Impacto na saúde mental
O uso excessivo do celular também pode desencadear problemas de saúde mental nas crianças. Entre os mais comuns estão ansiedade, depressão, dificuldade de concentração e isolamento social.
“O cérebro das crianças ainda está em desenvolvimento. Com isso, a exposição excessiva a estímulos digitais pode interferir nos processos de maturação cerebral”, aponta Antônio Geraldo, presidente da Associação Brasileira de Psiquiatria (ABP).
Devido às diferenças no desenvolvimento cerebral, as crianças reagem aos celulares de maneira distinta, diz o psiquiatra. O contato com estímulos rápidos e que geram uma sensação de prazer, como os oferecidos por jogos, vídeos de entretenimento e redes sociais, ativa os circuitos de recompensa do cérebro.
“Isso pode gerar uma sensação de prazer imediato, mas também aumenta o risco de dependência e afeta negativamente o desenvolvimento de habilidades cognitivas e emocionais.
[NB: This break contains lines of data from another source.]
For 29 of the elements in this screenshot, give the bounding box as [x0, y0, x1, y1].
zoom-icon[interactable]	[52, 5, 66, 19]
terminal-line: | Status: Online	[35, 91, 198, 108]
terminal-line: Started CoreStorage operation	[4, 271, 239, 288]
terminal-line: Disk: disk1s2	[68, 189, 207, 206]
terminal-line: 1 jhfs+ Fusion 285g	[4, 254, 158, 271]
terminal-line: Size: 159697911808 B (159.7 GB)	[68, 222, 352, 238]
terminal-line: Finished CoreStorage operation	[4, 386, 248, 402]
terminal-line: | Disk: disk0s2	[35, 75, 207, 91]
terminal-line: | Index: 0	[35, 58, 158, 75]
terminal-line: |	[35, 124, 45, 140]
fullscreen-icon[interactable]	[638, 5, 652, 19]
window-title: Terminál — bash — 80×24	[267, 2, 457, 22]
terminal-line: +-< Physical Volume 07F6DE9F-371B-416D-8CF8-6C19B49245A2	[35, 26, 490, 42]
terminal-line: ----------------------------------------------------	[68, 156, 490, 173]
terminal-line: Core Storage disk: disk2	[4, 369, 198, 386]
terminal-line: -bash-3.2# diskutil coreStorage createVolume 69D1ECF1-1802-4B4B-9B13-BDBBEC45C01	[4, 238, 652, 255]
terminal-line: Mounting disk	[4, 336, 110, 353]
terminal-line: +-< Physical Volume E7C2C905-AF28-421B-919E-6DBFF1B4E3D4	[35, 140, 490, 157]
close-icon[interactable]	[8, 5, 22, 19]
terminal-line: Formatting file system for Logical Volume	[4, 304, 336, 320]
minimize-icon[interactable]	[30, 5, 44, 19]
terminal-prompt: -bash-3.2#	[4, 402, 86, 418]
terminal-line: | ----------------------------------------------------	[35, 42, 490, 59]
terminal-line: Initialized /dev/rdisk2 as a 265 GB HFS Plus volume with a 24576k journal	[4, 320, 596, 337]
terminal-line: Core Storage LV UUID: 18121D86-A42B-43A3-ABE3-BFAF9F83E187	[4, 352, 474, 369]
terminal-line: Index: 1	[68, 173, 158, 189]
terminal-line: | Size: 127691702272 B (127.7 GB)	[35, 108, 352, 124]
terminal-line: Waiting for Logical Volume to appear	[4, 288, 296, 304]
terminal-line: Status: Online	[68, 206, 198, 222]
Nos adultos, o cérebro já está mais amadurecido e a resposta a esses estímulos pode ser mais controlada, embora o uso excessivo também possa gerar impactos negativos”, afirma Geraldo.
Alguns sinais de dependência incluem irritabilidade quando a criança é impedida de usar o celular, dificuldade para se concentrar em atividades offline, redução do interesse por interações sociais e atividades físicas, e prejuízos no desempenho escolar.
“O excesso de telas pode, inclusive, causar sintomas que se assemelham ao autismo, como dificuldades de interação social, isolamento, dificuldades de comunicação e prejudicar a aprendizagem”, ressalta o psiquiatra.
Alterações na rotina de sono
A neuropediatra Leticia Azevedo Soster, médica do sono da Academia Brasileira do Sono (ABS), aponta que a tela do celular também tende a ser mais prejudicial porque é utilizada muito próxima do rosto, exigindo um nível maior de atenção e ativando mecanismos de alerta no cérebro. Esse estado dificulta o relaxamento necessário para dormir.
“Nosso corpo se prepara para dormir liberando um hormônio chamado melatonina, que é essencial para induzir o sono. No entanto, a luz azul emitida pelo celular é interpretada pelo cérebro como luz solar, inibindo a produção de melatonina. Como resultado, o corpo não percebe que a noite chegou, atrasando o início do sono”, diz a médica.
O uso excessivo do aparelho também reduz o tempo de atividade física das crianças, diminuindo a fadiga natural necessária para um sono reparador. Sem esse cansaço físico adequado, o sono pode ser mais leve e fragmentado.